2. Data Product Ownership & Federation
* Collaborate with domain teams to identify initial data domains and guide them in creating compliant data products.
* Promote federated ownership and stewardship models across scientific and technical domains.
* Support transition from monolithic views to modular, domain-driven data products.
3. Governance Framework
* Establish federated governance policies for data quality, lineage tracking, access control, and compliance.
* Facilitate steering committee discussions to align CDE definitions across multi-domain products.

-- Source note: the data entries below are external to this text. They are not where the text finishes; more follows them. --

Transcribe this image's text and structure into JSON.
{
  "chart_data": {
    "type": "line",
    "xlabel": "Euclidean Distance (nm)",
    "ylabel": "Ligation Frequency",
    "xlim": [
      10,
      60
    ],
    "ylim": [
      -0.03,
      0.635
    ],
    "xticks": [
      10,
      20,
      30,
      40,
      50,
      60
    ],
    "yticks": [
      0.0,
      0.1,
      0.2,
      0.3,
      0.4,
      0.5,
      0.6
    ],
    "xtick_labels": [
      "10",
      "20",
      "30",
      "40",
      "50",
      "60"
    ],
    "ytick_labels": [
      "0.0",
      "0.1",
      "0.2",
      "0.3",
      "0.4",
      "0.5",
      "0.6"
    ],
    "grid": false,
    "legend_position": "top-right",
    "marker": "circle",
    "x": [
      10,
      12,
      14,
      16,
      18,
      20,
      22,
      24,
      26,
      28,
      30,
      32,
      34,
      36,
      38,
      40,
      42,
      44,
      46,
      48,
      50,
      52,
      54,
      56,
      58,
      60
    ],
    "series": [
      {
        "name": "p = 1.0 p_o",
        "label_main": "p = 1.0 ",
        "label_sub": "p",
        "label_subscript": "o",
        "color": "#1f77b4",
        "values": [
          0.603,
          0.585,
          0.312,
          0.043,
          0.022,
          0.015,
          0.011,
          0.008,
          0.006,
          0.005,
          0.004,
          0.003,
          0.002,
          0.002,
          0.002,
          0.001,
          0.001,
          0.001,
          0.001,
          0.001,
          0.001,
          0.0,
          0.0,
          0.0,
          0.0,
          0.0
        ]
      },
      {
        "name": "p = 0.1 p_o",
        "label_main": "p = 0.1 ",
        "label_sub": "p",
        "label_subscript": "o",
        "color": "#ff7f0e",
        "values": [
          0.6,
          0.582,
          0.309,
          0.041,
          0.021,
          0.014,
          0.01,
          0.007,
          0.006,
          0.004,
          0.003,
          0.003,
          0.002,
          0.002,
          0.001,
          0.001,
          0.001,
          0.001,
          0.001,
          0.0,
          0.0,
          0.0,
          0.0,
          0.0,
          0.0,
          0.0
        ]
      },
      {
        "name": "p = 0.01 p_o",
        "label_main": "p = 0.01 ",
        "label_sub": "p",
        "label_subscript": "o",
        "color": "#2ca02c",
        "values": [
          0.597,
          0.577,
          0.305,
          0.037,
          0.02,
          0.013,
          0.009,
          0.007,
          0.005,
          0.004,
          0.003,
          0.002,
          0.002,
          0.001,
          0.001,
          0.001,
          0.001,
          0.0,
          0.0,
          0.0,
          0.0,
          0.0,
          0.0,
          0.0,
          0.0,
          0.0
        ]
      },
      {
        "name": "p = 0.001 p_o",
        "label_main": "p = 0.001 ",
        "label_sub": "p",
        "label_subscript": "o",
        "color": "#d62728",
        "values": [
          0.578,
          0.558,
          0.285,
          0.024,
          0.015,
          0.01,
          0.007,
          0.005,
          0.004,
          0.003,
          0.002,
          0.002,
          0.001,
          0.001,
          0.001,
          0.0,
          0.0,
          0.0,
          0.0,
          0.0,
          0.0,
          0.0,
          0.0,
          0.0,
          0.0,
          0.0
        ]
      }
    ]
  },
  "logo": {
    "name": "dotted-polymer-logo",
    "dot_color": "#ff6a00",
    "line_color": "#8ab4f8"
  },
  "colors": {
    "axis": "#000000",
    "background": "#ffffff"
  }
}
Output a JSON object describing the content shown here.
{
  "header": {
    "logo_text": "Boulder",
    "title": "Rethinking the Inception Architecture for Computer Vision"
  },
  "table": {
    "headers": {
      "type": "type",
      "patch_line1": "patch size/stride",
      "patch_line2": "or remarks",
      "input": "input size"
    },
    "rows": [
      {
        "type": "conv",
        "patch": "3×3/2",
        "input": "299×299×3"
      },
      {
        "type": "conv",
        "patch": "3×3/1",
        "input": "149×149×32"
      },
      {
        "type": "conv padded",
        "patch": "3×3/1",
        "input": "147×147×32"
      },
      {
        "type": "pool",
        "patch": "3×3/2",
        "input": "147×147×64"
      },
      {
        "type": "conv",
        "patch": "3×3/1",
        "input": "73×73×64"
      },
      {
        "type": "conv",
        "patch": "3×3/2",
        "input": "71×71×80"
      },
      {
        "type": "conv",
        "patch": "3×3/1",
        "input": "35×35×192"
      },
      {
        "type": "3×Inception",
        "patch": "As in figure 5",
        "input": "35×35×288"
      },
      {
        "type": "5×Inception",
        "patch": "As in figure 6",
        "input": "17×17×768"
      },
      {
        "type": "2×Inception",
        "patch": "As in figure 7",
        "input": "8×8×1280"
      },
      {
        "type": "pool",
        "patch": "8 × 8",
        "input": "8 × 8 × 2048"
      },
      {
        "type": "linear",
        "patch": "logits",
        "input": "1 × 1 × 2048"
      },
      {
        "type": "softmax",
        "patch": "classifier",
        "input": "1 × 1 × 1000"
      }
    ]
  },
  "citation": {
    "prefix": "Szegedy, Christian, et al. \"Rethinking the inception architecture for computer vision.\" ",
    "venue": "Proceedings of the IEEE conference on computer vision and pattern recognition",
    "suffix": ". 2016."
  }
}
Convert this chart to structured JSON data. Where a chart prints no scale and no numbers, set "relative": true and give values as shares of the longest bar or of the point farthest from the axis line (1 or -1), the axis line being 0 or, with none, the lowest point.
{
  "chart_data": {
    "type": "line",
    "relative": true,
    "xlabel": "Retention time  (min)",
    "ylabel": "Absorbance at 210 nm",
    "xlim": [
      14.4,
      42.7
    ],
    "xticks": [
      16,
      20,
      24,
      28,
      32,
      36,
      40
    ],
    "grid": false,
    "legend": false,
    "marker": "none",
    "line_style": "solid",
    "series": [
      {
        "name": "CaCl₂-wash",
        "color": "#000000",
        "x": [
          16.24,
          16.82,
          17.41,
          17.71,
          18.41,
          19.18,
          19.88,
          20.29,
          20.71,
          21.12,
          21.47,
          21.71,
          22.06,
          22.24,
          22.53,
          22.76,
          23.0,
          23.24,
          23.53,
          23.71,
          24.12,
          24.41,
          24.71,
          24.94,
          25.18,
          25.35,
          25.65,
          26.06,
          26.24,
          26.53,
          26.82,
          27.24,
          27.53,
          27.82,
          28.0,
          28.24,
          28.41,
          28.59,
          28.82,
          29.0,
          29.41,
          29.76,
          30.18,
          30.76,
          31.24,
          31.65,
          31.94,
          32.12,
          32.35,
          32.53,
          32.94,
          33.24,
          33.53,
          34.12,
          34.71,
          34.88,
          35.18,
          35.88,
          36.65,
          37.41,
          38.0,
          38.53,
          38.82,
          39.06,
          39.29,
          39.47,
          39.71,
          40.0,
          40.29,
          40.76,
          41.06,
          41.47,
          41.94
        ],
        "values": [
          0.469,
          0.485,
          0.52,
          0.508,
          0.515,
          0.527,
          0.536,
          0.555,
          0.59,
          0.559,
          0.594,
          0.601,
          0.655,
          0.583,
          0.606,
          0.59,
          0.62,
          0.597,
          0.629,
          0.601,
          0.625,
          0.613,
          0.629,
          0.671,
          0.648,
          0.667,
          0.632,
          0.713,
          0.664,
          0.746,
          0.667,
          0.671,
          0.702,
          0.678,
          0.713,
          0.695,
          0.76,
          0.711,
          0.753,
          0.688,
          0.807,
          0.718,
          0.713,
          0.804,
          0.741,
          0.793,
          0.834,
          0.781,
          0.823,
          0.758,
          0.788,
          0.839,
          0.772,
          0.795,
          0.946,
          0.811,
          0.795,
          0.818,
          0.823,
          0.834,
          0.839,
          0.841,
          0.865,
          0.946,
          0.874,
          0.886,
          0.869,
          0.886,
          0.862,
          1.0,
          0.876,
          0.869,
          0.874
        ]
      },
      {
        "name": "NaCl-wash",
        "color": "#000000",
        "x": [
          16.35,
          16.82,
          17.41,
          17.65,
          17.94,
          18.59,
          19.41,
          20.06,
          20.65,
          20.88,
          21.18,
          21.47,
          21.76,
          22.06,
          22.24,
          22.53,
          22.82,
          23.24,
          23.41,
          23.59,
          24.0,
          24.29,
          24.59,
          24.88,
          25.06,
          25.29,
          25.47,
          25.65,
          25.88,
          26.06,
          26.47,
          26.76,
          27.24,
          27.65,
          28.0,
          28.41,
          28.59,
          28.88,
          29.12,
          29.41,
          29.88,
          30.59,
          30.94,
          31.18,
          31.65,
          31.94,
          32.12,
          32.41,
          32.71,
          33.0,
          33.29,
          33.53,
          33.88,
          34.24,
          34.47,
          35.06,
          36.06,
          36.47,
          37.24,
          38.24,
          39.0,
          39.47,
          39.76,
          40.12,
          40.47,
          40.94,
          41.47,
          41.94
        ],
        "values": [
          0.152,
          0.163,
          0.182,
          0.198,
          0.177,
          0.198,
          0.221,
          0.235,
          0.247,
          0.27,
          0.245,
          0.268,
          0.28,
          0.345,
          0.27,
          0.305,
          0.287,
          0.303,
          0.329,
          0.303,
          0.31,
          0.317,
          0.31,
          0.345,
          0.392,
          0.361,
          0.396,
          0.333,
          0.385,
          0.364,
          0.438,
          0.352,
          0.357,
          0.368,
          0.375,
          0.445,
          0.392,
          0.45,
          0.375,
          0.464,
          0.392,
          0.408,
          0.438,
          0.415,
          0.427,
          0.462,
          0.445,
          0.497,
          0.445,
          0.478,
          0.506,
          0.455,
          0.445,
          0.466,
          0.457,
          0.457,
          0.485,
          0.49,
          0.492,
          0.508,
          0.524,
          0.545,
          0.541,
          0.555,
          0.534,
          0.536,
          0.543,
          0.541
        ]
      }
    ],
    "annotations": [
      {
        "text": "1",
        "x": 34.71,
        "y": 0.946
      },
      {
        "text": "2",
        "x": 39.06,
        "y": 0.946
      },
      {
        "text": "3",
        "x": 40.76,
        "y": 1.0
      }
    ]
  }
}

* Implement scalable governance workflows that support AI-readiness and research acceleration.
4. Technical Integration
* Integrate with existing platforms including AWS S3, Snowflake, and Palantir Foundry.
* Design interoperability between centralized registry and domain-specific catalogues/systems.
* Ensure compatibility with orchestration frameworks and metadata layers (e.g., AWS Glue, DataZone).
5. Business Outcomes
* Drive faster research cycles through scalable data governance and discoverability.
* Enable AI-ready data environments that support analytics, modelling, and scientific workflows.
* Improve cross-domain collaboration and data reuse through standardized metadata and lineage.
6. User Experience & Adoption
* Address user acceptance challenges, especially among biologists using GraphPad Prism.
* Design workflows that allow seamless file-based access and integration with scientific tools.
* Advocate for intuitive interfaces and minimal disruption to existing research practices.
Required Skills & Experience
* 8+ years in data architecture,
data engineering, or data governance roles.
* Proven experience with data mesh, metadata catalogues, and semantic modelling.
* Hands-on expertise in AWS (S3, Glue, Athena), Snowflake, and Palantir Foundry.
* Familiarity with FAIR principles, data lineage, and domain-driven design.
* Experience working with scientific data modalities and tools like GraphPad Prism.
* Strong communication and stakeholder management skills.
Preferred Qualifications
* Experience in pharma/biotech or scientific informatics domains.
* Exposure to tools like Denodo, Databricks, Airflow, and Azure Synapse.
* Understanding of user-centric design for scientific workflows.